How do you find the angle between A and B?
So, if |A x B| = A.B, then we must have sin (A,B) = cos (A,B). Therefore, the angle between A and B is 45 degrees. At one extreme of 0 degree angle, the dot product is highest and the cross product value is lowest (0).
What is the cross product of A and B?
A and B are two vectors. So, their sum A +B lies in the same plane where A and B lies (assuming non -parallel etc so they define a plane and the cross product between them is not zero.) A x B =| A ||B| sinα n, where α is the angle between A & B and n is the unit vector perpendicular to the plane containing A & B .
What is a → b → = – b → × a →?
Due to how the cross product if defined, one of its properties is that A → × B → = − B → × A →. This equality shows that A → × B → and B → × A → are equal in magnitude but are in in opposite directions.
What is the dot product of an angle between 0 and 90?
For an angle somewhere in between 0 degree and 90 degree, the dot product and cross product value are equal. As others have already answered, this angle is 45 degree. Assuming the two vectors are nonzero, otherwise the angle would not be well defined, the angle θ is, by definition, in the interval [ 0, π].
An easier way to find the angle between two vectors is the dot product formula(A.B=|A|x|B|xcos(X)) let vector A be 2i and vector be 3i+4j. As per your question, X is the angle between vectors so: A.B = |A|x|B|x cos(X) = 2i.
What is the angle between a and b if the magnitude of resultant a B and AB are equal?
Let the resultant have magnitude equal to vector A. Hence, the angle between the two vectors is 120°.
What is the angle between A and B if A +B c such that c is perpendicular to A and A |=| C?
A and C are equal to each other.
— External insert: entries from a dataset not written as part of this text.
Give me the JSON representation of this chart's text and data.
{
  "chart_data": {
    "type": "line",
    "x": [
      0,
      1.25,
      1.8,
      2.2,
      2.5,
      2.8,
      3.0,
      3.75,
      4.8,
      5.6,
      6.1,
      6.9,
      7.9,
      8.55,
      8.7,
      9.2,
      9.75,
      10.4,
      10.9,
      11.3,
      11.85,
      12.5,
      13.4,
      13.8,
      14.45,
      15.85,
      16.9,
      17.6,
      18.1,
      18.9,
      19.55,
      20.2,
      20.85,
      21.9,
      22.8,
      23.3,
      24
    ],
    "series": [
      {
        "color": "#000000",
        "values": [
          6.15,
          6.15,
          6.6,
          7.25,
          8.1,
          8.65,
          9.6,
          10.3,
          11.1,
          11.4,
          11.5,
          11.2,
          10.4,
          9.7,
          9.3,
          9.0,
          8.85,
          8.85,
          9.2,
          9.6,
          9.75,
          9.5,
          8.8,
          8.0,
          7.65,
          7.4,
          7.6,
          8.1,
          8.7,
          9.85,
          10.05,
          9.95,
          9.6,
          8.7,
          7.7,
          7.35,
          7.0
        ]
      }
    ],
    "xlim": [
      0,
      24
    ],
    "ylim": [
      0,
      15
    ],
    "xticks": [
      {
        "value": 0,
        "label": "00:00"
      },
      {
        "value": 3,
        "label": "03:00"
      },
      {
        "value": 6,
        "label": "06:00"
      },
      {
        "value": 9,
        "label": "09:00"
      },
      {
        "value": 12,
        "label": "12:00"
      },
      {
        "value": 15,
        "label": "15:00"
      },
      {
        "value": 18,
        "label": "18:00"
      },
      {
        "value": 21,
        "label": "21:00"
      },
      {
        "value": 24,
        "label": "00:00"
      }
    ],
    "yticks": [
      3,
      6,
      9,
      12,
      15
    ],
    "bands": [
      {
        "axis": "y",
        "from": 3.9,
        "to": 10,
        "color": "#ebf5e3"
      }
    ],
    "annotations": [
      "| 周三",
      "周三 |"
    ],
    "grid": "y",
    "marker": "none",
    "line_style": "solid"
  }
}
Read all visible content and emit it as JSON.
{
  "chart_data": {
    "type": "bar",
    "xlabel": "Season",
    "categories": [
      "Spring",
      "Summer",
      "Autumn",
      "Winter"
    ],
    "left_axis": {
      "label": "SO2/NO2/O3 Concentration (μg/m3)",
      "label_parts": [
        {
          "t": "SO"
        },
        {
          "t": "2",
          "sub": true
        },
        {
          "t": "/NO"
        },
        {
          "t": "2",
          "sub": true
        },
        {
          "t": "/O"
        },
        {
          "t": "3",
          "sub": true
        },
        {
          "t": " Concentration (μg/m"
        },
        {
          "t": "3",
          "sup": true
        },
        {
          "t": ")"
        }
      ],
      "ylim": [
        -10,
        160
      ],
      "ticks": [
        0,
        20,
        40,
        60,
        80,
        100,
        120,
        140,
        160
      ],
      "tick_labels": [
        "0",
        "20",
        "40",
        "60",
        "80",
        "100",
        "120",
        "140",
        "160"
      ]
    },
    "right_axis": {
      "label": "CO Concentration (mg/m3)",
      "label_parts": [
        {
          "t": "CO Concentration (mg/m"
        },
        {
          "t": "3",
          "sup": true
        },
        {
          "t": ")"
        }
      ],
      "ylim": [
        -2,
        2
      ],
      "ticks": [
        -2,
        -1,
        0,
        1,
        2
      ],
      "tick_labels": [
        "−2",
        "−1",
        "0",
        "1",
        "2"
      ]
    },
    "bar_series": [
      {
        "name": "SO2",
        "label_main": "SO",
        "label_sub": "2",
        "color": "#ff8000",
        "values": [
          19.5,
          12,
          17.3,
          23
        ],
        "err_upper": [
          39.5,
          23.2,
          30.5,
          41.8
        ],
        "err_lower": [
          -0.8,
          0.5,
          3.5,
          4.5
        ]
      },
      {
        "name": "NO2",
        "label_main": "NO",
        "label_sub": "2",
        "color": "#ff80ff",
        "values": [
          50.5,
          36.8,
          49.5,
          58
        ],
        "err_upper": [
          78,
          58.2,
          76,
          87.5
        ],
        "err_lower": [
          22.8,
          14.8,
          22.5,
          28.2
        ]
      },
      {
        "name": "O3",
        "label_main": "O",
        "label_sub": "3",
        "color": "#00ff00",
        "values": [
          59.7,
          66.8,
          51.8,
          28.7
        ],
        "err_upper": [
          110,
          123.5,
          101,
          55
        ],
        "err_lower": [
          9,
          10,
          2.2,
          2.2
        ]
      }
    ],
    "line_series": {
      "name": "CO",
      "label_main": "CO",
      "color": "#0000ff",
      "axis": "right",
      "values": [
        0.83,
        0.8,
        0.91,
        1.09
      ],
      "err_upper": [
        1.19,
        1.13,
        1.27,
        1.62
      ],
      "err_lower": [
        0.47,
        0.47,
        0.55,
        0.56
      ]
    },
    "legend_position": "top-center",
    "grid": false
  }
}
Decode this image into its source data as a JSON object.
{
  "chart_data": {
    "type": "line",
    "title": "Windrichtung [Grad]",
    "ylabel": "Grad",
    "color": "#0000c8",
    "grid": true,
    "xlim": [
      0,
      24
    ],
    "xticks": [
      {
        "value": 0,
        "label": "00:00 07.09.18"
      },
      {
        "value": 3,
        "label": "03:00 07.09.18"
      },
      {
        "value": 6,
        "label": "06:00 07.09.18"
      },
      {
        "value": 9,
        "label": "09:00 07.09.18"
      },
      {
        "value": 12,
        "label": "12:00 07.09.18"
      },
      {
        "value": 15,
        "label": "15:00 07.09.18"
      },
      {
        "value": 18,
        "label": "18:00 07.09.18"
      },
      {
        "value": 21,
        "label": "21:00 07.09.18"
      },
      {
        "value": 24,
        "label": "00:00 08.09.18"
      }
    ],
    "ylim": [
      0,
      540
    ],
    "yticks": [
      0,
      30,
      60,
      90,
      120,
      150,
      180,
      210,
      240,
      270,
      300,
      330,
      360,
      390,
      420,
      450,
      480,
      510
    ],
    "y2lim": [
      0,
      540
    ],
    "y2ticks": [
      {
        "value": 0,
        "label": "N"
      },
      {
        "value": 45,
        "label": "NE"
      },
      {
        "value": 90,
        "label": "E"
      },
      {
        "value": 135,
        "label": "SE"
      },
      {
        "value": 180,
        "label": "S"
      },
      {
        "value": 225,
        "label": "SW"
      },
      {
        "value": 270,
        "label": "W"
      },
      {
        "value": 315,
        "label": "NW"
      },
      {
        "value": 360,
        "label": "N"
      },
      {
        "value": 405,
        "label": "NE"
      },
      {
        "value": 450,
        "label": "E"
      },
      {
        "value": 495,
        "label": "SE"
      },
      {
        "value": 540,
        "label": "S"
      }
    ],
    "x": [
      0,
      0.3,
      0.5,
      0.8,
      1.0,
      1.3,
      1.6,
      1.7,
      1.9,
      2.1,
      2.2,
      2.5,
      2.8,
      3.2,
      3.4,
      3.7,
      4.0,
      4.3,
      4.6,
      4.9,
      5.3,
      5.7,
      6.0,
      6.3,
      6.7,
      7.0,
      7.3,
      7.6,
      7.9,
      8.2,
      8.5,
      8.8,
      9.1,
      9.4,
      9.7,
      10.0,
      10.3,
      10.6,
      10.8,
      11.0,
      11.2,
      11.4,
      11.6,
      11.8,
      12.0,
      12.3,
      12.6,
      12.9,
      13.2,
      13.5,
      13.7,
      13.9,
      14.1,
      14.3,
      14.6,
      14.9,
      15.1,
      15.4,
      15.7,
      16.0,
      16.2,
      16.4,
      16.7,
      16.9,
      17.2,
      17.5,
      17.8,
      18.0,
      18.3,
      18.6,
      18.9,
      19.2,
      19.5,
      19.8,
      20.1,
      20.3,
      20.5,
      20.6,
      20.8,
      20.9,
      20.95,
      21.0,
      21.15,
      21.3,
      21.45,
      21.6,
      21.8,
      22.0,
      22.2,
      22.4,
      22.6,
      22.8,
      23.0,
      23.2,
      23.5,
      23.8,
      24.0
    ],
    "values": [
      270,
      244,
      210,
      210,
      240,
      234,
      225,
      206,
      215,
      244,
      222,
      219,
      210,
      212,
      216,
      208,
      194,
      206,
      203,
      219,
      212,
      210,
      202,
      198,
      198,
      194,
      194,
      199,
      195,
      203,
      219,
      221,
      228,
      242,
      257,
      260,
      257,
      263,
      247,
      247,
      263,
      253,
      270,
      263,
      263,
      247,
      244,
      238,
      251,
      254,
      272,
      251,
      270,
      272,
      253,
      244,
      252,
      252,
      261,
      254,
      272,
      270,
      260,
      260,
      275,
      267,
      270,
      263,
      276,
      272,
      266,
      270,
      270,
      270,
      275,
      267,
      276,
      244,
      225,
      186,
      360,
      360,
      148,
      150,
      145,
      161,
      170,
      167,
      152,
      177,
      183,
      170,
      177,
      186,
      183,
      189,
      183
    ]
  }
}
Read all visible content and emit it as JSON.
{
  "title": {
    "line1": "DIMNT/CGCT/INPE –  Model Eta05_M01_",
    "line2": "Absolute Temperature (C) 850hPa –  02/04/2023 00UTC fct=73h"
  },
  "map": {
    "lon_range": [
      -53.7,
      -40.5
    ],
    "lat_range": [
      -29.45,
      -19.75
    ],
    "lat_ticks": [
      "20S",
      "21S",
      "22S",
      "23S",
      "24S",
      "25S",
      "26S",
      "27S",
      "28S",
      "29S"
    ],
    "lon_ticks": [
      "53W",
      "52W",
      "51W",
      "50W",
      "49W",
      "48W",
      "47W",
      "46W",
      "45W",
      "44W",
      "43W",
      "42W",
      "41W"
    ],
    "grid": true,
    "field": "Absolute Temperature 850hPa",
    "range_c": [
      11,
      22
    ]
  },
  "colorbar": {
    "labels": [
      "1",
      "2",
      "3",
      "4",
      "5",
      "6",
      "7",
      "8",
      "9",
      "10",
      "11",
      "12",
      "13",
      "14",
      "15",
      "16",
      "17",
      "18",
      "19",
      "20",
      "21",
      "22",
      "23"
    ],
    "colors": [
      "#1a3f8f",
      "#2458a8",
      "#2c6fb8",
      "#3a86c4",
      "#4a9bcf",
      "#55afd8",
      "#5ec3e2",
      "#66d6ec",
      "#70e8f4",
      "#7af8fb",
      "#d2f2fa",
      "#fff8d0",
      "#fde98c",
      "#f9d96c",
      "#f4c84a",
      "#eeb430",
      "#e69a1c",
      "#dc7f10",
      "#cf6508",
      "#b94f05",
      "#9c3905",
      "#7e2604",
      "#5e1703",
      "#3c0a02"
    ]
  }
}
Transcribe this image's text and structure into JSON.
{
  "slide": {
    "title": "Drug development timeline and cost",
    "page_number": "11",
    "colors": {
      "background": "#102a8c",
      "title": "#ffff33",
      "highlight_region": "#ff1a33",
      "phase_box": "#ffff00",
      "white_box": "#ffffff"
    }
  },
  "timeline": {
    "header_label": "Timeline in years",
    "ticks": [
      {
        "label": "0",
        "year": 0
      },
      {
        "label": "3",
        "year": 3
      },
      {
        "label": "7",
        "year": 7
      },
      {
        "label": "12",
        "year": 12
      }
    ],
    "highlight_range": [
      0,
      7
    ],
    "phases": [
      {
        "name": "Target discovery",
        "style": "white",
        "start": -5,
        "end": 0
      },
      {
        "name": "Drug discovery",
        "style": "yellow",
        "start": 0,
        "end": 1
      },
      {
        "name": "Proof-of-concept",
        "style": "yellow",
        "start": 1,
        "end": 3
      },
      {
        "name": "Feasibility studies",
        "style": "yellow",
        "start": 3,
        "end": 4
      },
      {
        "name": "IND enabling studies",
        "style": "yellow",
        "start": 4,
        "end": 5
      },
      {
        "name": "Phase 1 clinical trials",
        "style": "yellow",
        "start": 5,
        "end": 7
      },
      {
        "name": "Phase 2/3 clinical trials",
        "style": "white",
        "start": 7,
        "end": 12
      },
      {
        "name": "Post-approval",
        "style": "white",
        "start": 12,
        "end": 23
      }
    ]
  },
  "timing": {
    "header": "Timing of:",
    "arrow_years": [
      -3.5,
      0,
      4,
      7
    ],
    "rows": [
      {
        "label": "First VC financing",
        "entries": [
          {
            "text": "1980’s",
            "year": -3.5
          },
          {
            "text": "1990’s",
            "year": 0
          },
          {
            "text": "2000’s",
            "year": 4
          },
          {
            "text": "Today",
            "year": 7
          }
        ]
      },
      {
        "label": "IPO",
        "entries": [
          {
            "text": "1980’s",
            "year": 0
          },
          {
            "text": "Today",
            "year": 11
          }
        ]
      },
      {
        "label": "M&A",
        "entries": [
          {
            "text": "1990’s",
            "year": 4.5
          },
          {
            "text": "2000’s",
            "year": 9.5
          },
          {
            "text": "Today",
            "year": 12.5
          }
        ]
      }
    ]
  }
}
And the angle in Isoceles triangle is 45° and in Equitorial traingle is 60°. So, the angle between A and B is 45°.
What is the angle between P and the resultant of P Q and P minus Q?
Step-by-step explanation: The resultant of this vector is twice in magnitude of vector P but having same direction. Therefore angle is 0°. hence angle between p and the resultant of p+q and p-q will be equal to zero.